Yogyakarta – Ribuan warga, baik dari dalam maupun luar kota, memadati kompleks Masjid Gedhe Kauman, Yogyakarta, untuk menyaksikan puncak perayaan Hajad Dalem Sekaten.
Acara digelar Keraton Ngayogyakarta Hadiningrat ini adalah tradisi tahunan untuk memperingati Maulid Nabi Muhammad SAW, yang jatuh pada 12 Mulud Dal 1959 atau 12 Rabiulawal 1447 H.
Tahun ini, antusiasme masyarakat begitu tinggi karena prosesi Garebeg Mulud bertepatan dengan Tahun Dal, sebuah penanggalan Jawa yang hanya terjadi delapan tahun sekali.
Keistimewaan ini ditandai dengan kemunculan Gunungan Brama, sebuah gunungan khusus yang tidak ada di tahun-tahun biasa.
Untuk menjaga kelancaran acara, Keraton Yogyakarta menetapkan kawasan no-fly zone di area keraton.

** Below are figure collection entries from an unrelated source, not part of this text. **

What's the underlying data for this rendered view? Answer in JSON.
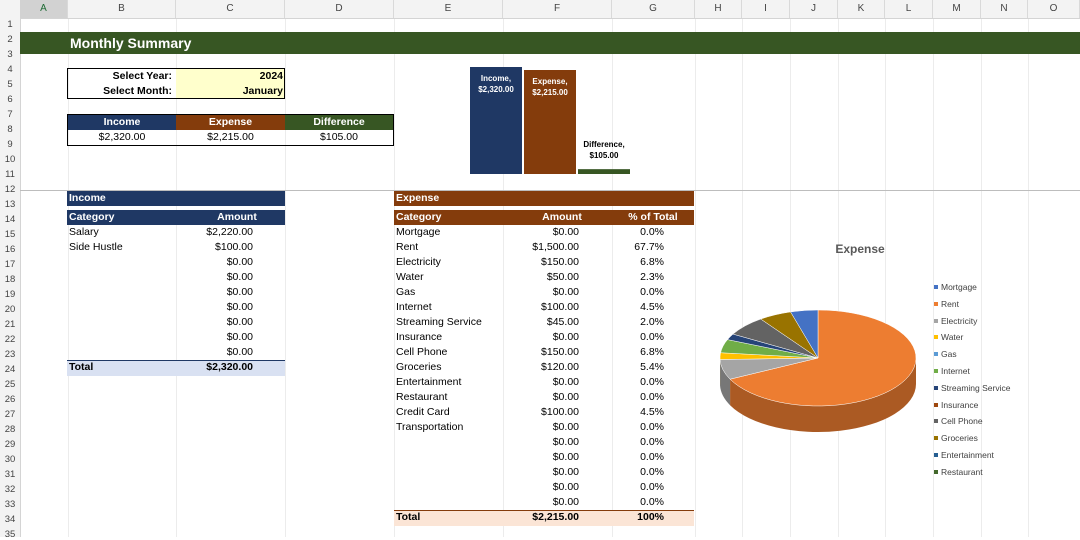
{
  "sheet": {
    "columns": [
      "A",
      "B",
      "C",
      "D",
      "E",
      "F",
      "G",
      "H",
      "I",
      "J",
      "K",
      "L",
      "M",
      "N",
      "O"
    ],
    "rows": [
      "1",
      "2",
      "3",
      "4",
      "5",
      "6",
      "7",
      "8",
      "9",
      "10",
      "11",
      "12",
      "13",
      "14",
      "15",
      "16",
      "17",
      "18",
      "19",
      "20",
      "21",
      "22",
      "23",
      "24",
      "25",
      "26",
      "27",
      "28",
      "29",
      "30",
      "31",
      "32",
      "33",
      "34",
      "35"
    ],
    "title": "Monthly Summary"
  },
  "selector": {
    "year_label": "Select Year:",
    "year_value": "2024",
    "month_label": "Select Month:",
    "month_value": "January"
  },
  "summary": {
    "headers": [
      "Income",
      "Expense",
      "Difference"
    ],
    "values": [
      "$2,320.00",
      "$2,215.00",
      "$105.00"
    ]
  },
  "colors": {
    "income": "#1f3864",
    "expense": "#843c0c",
    "difference": "#375623"
  },
  "bar_chart": {
    "bars": [
      {
        "label1": "Income,",
        "label2": "$2,320.00",
        "value": 2320.0
      },
      {
        "label1": "Expense,",
        "label2": "$2,215.00",
        "value": 2215.0
      },
      {
        "label1": "Difference,",
        "label2": "$105.00",
        "value": 105.0
      }
    ]
  },
  "income_table": {
    "section": "Income",
    "headers": [
      "Category",
      "Amount"
    ],
    "rows": [
      [
        "Salary",
        "$2,220.00"
      ],
      [
        "Side Hustle",
        "$100.00"
      ],
      [
        "",
        "$0.00"
      ],
      [
        "",
        "$0.00"
      ],
      [
        "",
        "$0.00"
      ],
      [
        "",
        "$0.00"
      ],
      [
        "",
        "$0.00"
      ],
      [
        "",
        "$0.00"
      ],
      [
        "",
        "$0.00"
      ]
    ],
    "total": [
      "Total",
      "$2,320.00"
    ]
  },
  "expense_table": {
    "section": "Expense",
    "headers": [
      "Category",
      "Amount",
      "% of Total"
    ],
    "rows": [
      [
        "Mortgage",
        "$0.00",
        "0.0%"
      ],
      [
        "Rent",
        "$1,500.00",
        "67.7%"
      ],
      [
        "Electricity",
        "$150.00",
        "6.8%"
      ],
      [
        "Water",
        "$50.00",
        "2.3%"
      ],
      [
        "Gas",
        "$0.00",
        "0.0%"
      ],
      [
        "Internet",
        "$100.00",
        "4.5%"
      ],
      [
        "Streaming Service",
        "$45.00",
        "2.0%"
      ],
      [
        "Insurance",
        "$0.00",
        "0.0%"
      ],
      [
        "Cell Phone",
        "$150.00",
        "6.8%"
      ],
      [
        "Groceries",
        "$120.00",
        "5.4%"
      ],
      [
        "Entertainment",
        "$0.00",
        "0.0%"
      ],
      [
        "Restaurant",
        "$0.00",
        "0.0%"
      ],
      [
        "Credit Card",
        "$100.00",
        "4.5%"
      ],
      [
        "Transportation",
        "$0.00",
        "0.0%"
      ],
      [
        "",
        "$0.00",
        "0.0%"
      ],
      [
        "",
        "$0.00",
        "0.0%"
      ],
      [
        "",
        "$0.00",
        "0.0%"
      ],
      [
        "",
        "$0.00",
        "0.0%"
      ],
      [
        "",
        "$0.00",
        "0.0%"
      ]
    ],
    "total": [
      "Total",
      "$2,215.00",
      "100%"
    ]
  },
  "chart_data": {
    "type": "pie",
    "title": "Expense",
    "categories": [
      "Mortgage",
      "Rent",
      "Electricity",
      "Water",
      "Gas",
      "Internet",
      "Streaming Service",
      "Insurance",
      "Cell Phone",
      "Groceries",
      "Entertainment",
      "Restaurant",
      "Credit Card",
      "Transportation"
    ],
    "values": [
      0,
      1500,
      150,
      50,
      0,
      100,
      45,
      0,
      150,
      120,
      0,
      0,
      100,
      0
    ],
    "legend_entries": [
      "Mortgage",
      "Rent",
      "Electricity",
      "Water",
      "Gas",
      "Internet",
      "Streaming Service",
      "Insurance",
      "Cell Phone",
      "Groceries",
      "Entertainment",
      "Restaurant"
    ],
    "colors": [
      "#4472c4",
      "#ed7d31",
      "#a5a5a5",
      "#ffc000",
      "#5b9bd5",
      "#70ad47",
      "#264478",
      "#9e480e",
      "#636363",
      "#997300",
      "#255e91",
      "#43682b",
      "#4472c4",
      "#ed7d31"
    ],
    "legend_position": "right"
  }
}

Masyarakat dilarang menerbangkan drone atau pesawat nirawak dalam radius 0-150 meter dari permukaan tanah selama prosesi berlangsung.
Koordinator Rangkaian Prosesi Garebeg Mulud Dal 1959, KRT Kusumonegoro, menjelaskan bahwa Gunungan Brama adalah simbol sedekah raja yang istimewa.

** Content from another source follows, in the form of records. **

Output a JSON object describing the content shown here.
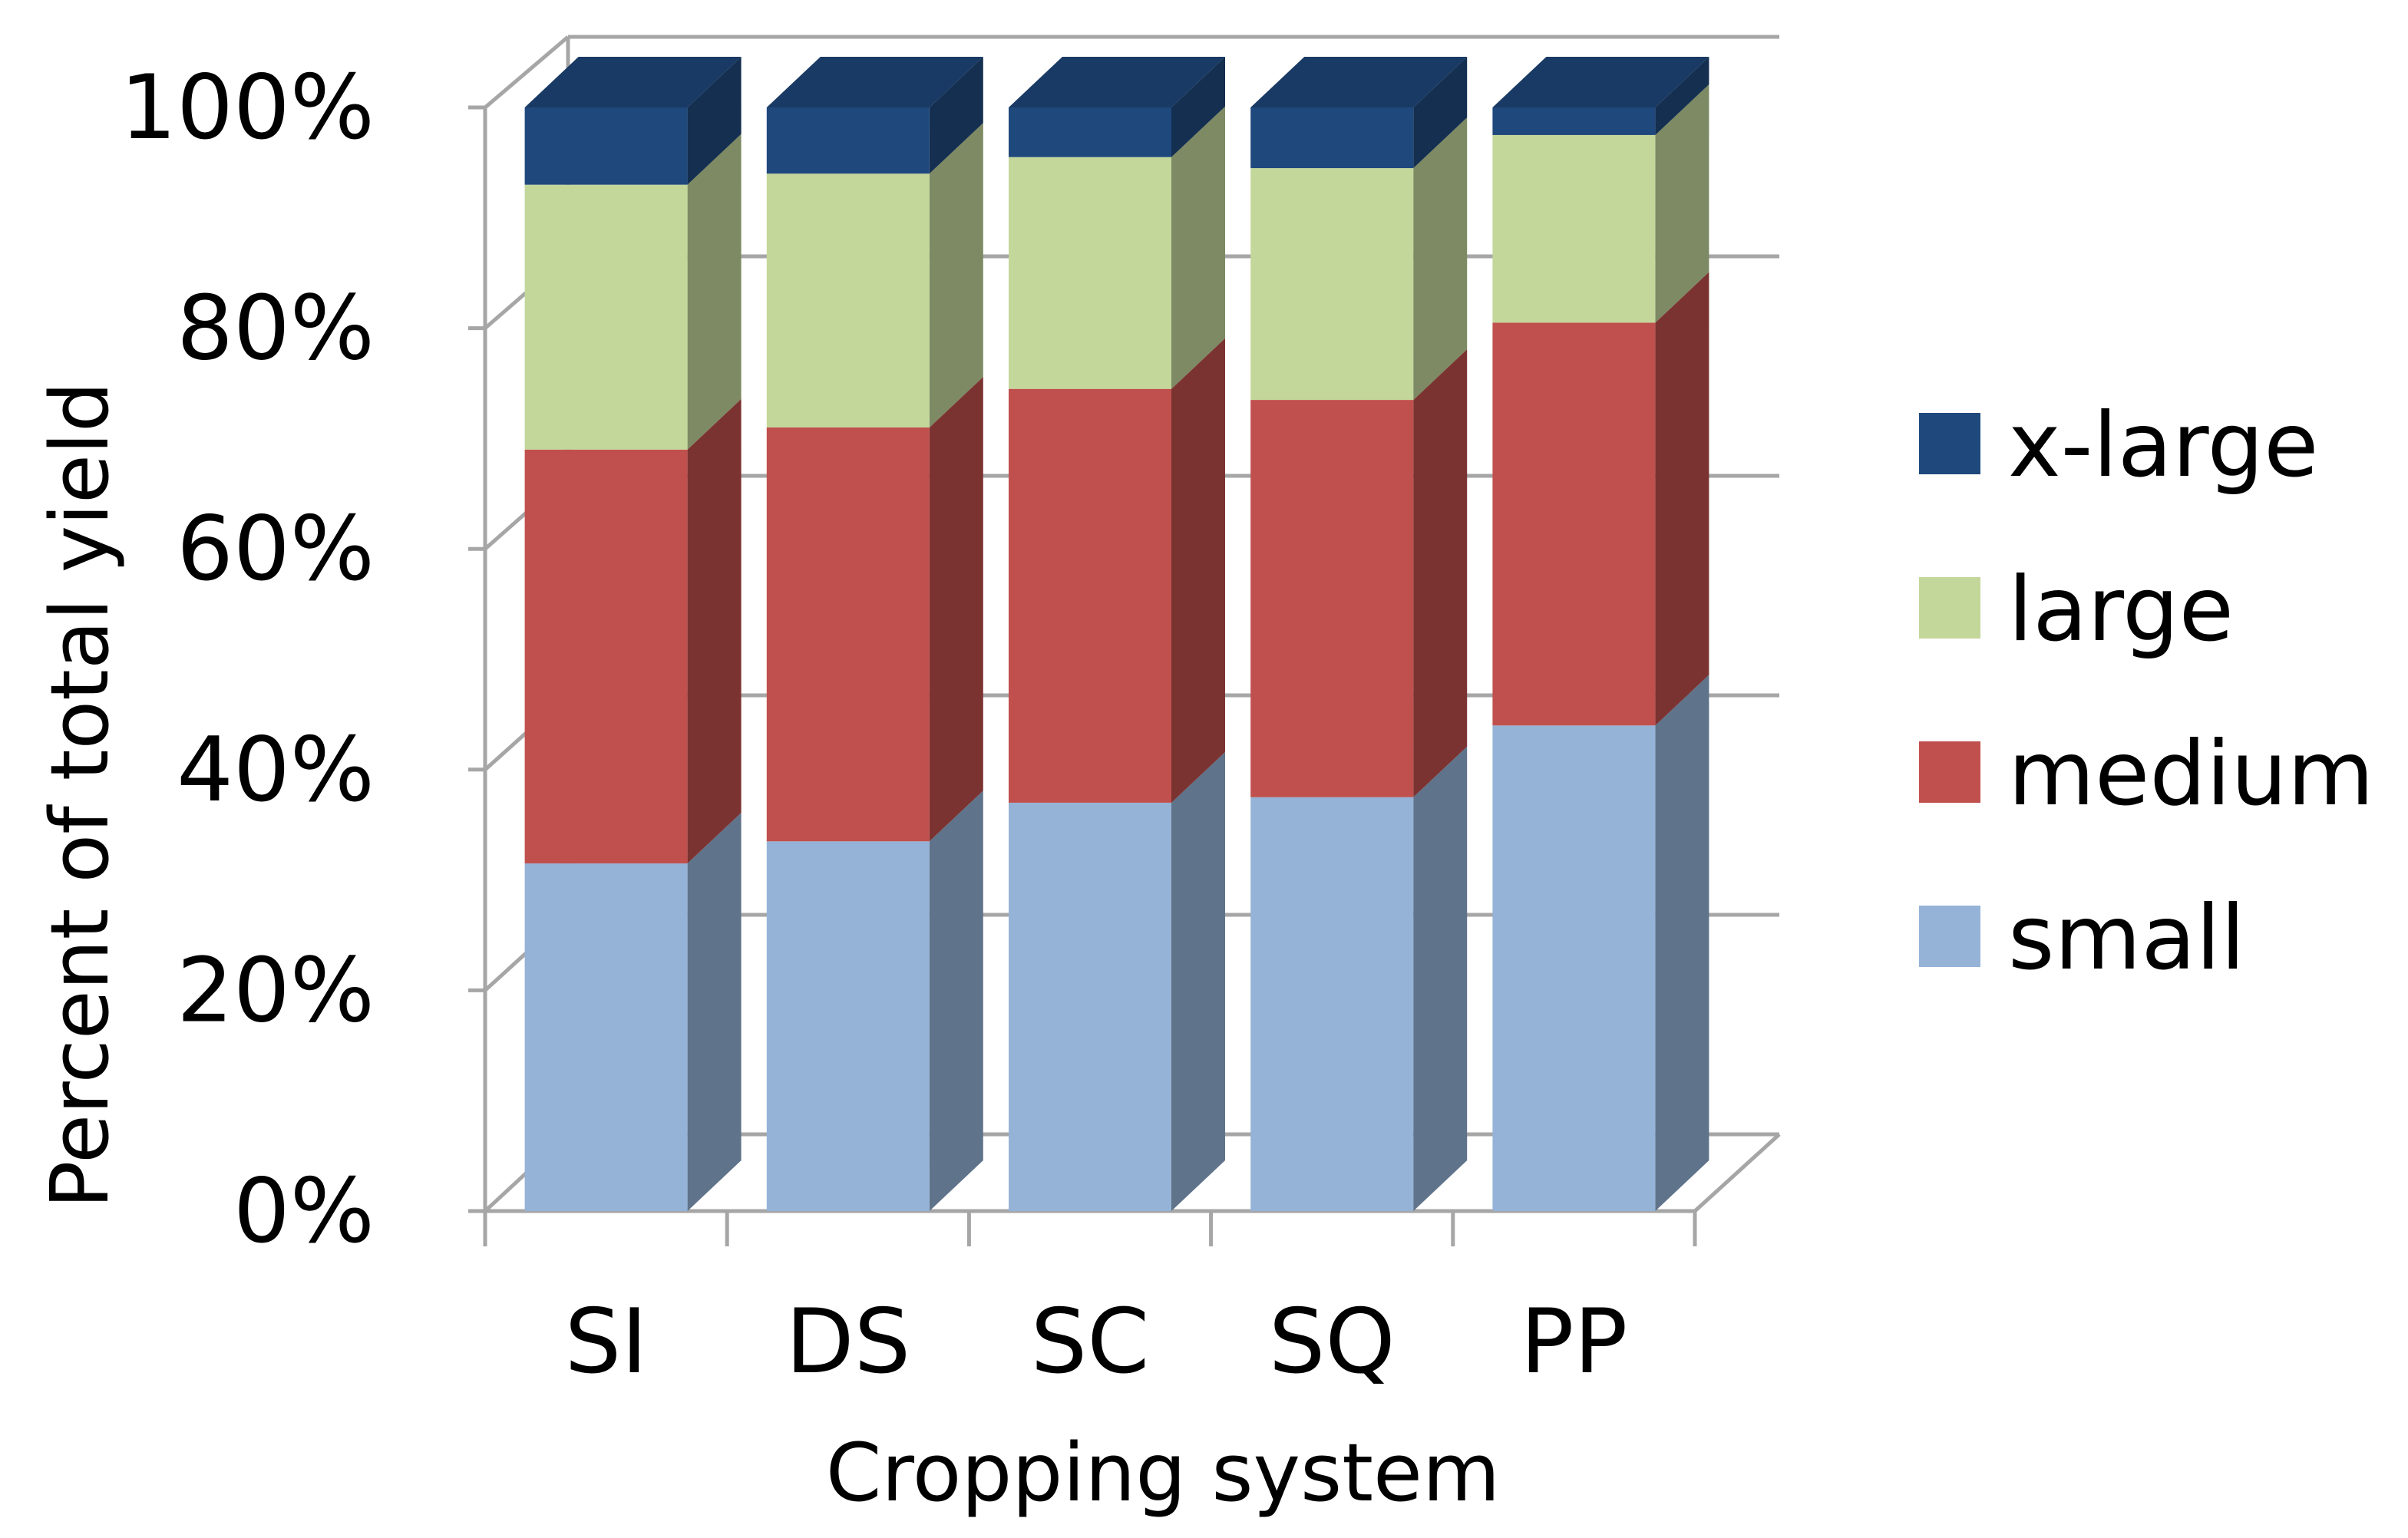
{
  "chart_data": {
    "type": "bar",
    "stacked": true,
    "percent_stacked": true,
    "three_d": true,
    "title": "",
    "xlabel": "Cropping system",
    "ylabel": "Percent of total yield",
    "categories": [
      "SI",
      "DS",
      "SC",
      "SQ",
      "PP"
    ],
    "series": [
      {
        "name": "small",
        "color": "#95B3D7",
        "values": [
          31.5,
          33.5,
          37,
          37.5,
          44
        ]
      },
      {
        "name": "medium",
        "color": "#C0504D",
        "values": [
          37.5,
          37.5,
          37.5,
          36,
          36.5
        ]
      },
      {
        "name": "large",
        "color": "#C4D79B",
        "values": [
          24,
          23,
          21,
          21,
          17
        ]
      },
      {
        "name": "x-large",
        "color": "#1F497D",
        "values": [
          7,
          6,
          4.5,
          5.5,
          2.5
        ]
      }
    ],
    "ylim": [
      0,
      100
    ],
    "yticks": [
      "0%",
      "20%",
      "40%",
      "60%",
      "80%",
      "100%"
    ],
    "legend_position": "right",
    "legend_order": [
      "x-large",
      "large",
      "medium",
      "small"
    ],
    "grid": true
  }
}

“Khusus Garebeg Mulud Tahun Dal, dikeluarkan salah satu pareden, yakni Gunungan Brama, yang nantinya juga diarak dan diboyong dari keraton menuju Masjid Gedhe,” ujar KRT Kusumonegoro.

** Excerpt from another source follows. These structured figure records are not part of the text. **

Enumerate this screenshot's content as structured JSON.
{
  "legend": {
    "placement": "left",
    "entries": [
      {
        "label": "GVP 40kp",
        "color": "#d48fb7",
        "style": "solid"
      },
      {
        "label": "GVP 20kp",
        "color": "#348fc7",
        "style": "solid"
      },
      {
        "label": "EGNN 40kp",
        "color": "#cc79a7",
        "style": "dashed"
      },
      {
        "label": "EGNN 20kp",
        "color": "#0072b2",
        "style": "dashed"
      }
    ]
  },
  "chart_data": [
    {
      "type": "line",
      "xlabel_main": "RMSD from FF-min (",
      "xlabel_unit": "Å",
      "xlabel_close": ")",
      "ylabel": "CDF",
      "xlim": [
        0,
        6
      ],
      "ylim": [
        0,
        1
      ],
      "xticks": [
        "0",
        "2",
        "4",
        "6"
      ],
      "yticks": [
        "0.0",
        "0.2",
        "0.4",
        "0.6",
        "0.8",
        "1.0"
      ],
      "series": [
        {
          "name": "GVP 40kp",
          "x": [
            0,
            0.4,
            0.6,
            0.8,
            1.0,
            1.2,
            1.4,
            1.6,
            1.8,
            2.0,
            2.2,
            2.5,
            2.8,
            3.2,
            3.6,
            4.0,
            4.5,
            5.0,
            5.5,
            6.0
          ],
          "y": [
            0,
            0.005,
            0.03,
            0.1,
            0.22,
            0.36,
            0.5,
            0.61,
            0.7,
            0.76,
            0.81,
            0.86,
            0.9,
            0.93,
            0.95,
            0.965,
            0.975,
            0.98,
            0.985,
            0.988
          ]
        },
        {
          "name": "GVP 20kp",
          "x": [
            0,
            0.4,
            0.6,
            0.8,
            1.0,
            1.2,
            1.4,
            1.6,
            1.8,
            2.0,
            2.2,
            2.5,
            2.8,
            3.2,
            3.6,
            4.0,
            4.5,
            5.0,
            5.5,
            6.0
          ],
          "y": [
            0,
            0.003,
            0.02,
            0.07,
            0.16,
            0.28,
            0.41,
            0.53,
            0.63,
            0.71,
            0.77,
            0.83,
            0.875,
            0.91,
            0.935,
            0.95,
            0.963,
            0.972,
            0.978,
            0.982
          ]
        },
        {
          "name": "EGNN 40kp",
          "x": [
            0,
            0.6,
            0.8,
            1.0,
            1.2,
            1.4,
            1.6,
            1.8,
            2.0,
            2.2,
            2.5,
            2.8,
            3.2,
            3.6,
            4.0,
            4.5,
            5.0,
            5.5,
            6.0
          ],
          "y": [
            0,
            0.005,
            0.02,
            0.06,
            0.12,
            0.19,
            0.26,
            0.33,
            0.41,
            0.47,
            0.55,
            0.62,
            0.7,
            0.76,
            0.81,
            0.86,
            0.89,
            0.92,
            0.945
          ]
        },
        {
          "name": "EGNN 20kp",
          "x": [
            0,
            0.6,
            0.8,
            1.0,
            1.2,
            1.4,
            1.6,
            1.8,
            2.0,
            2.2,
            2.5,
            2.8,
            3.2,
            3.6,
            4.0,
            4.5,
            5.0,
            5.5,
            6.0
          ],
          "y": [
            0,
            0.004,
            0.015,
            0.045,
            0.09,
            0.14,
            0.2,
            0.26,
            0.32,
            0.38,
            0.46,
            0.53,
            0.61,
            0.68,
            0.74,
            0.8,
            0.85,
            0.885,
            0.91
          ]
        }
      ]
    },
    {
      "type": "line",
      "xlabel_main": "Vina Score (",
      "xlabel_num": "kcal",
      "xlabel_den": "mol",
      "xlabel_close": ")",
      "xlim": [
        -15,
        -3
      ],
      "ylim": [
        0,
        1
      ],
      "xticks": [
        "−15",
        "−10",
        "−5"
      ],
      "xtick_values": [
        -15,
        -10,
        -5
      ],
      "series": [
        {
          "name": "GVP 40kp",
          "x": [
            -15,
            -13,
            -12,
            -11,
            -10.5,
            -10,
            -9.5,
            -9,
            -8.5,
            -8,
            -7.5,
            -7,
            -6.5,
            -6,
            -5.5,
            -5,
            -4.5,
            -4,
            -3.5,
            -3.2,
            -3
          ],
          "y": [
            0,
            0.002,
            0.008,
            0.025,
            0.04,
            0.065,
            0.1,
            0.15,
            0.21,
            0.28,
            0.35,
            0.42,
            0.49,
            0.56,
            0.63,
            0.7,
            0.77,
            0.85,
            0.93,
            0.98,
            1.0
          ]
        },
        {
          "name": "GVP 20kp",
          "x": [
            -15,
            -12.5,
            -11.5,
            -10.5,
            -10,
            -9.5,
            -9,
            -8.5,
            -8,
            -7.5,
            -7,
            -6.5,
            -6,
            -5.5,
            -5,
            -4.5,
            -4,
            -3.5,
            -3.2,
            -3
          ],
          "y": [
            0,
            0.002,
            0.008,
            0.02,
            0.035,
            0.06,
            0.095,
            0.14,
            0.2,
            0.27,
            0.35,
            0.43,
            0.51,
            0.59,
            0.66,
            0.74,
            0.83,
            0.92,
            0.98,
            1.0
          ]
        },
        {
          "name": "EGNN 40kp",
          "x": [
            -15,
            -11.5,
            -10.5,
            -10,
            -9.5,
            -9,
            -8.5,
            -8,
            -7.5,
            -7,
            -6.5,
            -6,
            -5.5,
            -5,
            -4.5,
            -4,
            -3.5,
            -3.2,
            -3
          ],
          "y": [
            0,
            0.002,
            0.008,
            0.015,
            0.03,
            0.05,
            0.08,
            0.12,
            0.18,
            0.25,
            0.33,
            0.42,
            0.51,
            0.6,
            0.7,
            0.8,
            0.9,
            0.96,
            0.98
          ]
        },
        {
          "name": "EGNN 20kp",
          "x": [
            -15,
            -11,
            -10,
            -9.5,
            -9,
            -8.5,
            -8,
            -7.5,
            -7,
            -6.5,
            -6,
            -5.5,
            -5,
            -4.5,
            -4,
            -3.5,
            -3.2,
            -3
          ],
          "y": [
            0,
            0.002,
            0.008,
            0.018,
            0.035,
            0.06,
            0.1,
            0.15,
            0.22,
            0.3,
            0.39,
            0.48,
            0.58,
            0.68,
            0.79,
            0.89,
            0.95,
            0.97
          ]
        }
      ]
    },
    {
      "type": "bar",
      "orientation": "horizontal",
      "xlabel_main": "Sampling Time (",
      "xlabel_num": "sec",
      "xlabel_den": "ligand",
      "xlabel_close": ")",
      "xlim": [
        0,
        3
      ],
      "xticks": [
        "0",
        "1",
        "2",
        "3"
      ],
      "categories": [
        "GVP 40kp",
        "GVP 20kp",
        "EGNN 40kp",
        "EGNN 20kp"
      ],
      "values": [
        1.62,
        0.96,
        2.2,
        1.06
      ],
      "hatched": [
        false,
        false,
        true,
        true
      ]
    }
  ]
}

Menurutnya, Gunungan Brama memiliki bentuk mirip Gunungan Estri, yaitu silinder tegak dengan bagian tengah yang lebih kecil.
Namun, keunikannya terletak pada asap pekat yang terus mengepul dari anglo berisi arang membara di puncaknya.
“Ini namanya Gunungan Brama atau Gunungan Kutug, hanya dikeluarkan pada Garebeg Mulud Tahun Dal atau setiap delapan tahun sekali,” jelasnya.
Berbeda dari enam gunungan lain yang dibagikan kepada masyarakat, Gunungan Brama tidak diperebutkan.
Gunungan ini akan dibawa kembali ke dalam kompleks Cepuri Kedhaton untuk dipersembahkan kepada Ngarsa Dalem (Sultan HB X) dan keluarga Keraton.
Prosesi sakral ini juga dikawal ketat oleh sepuluh Bregada Prajurit Keraton, termasuk prajurit-prajurit hasil rekonstruksi sejarah seperti Langenkusuma, Sumoatmaja, Jager, dan Suranata.
Prosesi ini berhasil menarik perhatian banyak kalangan, termasuk anak muda. Salah satu mahasiswa seni dari luar Yogyakarta, Gavin, mengaku sengaja datang karena keunikan acara yang hanya ada delapan tahun sekali.
“Saya kuliah di bidang seni dan kegiatan kebudayaan seperti ini sangat menarik untuk diikuti. Apalagi ini spesial karena Tahun Dal, jadi ada prosesi yang tidak ada di Garebeg sebelumnya seperti Gunungan Brama,” katanya.
Di sisi lain, Gavin menyarankan perbaikan pada koordinasi tempat parkir. “Tadi cukup kesulitan cari tempat parkir yang proper,” tambahnya.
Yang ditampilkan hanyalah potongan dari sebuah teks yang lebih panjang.